As (almost) always in parametric programming, you have to encode optimality of $x$ using optimality conditions.
$c + A(y)^T\lambda=0, \lambda^T(b-A(y)x)=0, \lambda\geq 0,b-A(y)x\geq 0$
To solve your problem, you solve a feasibility problem with the KKT conditions above, and the additional constraint $x\geq 0$. In other words, a bilevel program, where the outer program has no objective and a simple bound constraint.
Parametric programming is hard, and as you probably realized, parametric programming with parametric $A$ is even harder as it doesn't retain the polytopic properties of linear programming. I don't think there is any straightforward way to solve the problem beyond simply attacking the problem just posed using global nonlinear programming.
Note that optimality leads us to trilinear inequalities, the discussion about QCQPs etc is thus not really relevant.

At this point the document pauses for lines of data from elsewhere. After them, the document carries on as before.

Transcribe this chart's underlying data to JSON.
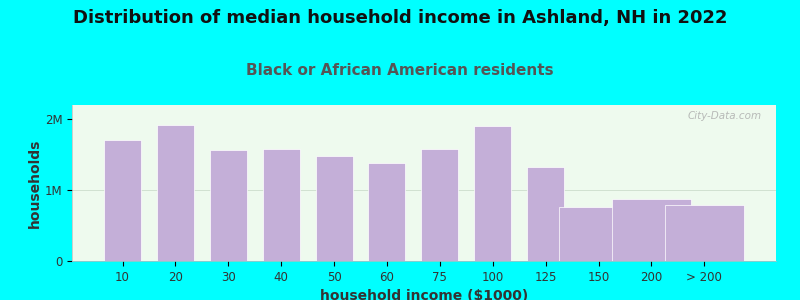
{
  "title": "Distribution of median household income in Ashland, NH in 2022",
  "subtitle": "Black or African American residents",
  "xlabel": "household income ($1000)",
  "ylabel": "households",
  "background_color": "#00FFFF",
  "plot_bg_color": "#eefaee",
  "bar_color": "#c4afd8",
  "bar_edge_color": "#ffffff",
  "categories": [
    "10",
    "20",
    "30",
    "40",
    "50",
    "60",
    "75",
    "100",
    "125",
    "150",
    "200",
    "> 200"
  ],
  "bar_positions": [
    0,
    1,
    2,
    3,
    4,
    5,
    6,
    7,
    8,
    9,
    10,
    11
  ],
  "bar_rel_widths": [
    0.8,
    0.8,
    0.8,
    0.8,
    0.8,
    0.8,
    0.8,
    0.8,
    0.8,
    0.8,
    0.8,
    0.8
  ],
  "values": [
    1700000,
    1920000,
    1560000,
    1580000,
    1480000,
    1380000,
    1580000,
    1900000,
    1330000,
    760000,
    870000,
    790000
  ],
  "ylim": [
    0,
    2200000
  ],
  "yticks": [
    0,
    1000000,
    2000000
  ],
  "ytick_labels": [
    "0",
    "1M",
    "2M"
  ],
  "title_fontsize": 13,
  "subtitle_fontsize": 11,
  "axis_label_fontsize": 10,
  "tick_fontsize": 8.5,
  "title_color": "#111111",
  "subtitle_color": "#555555",
  "ylabel_color": "#333333",
  "xlabel_color": "#333333"
}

Note, in case someone is missing the point with optimality conditions, we are not looking for a solution to the problem minimize $c^Tx$ subject to $A(y)x\leq b, x\geq 0$. As an example (using parametric $b$ instead of $A$ for simplicity), let us find a fixed value $y$ such that the optimal solution $x$ to minimize $x$ subject to $x\geq y$ is non-negative. The solution to this problem is any $y\geq 0$ (since with these fixed values of $y$ the LP will return the non-negative solution $x=y\geq 0$). However, if we simply merge the constraints and minimize $x$ subject $x\geq y, x\geq 0$, the optimal solution is $x=0$ and $y$ any non-positive number. A completely wrong solution, since using this non-positive number (-2 for example) in the LP will lead to an infeasible $x$ (-2).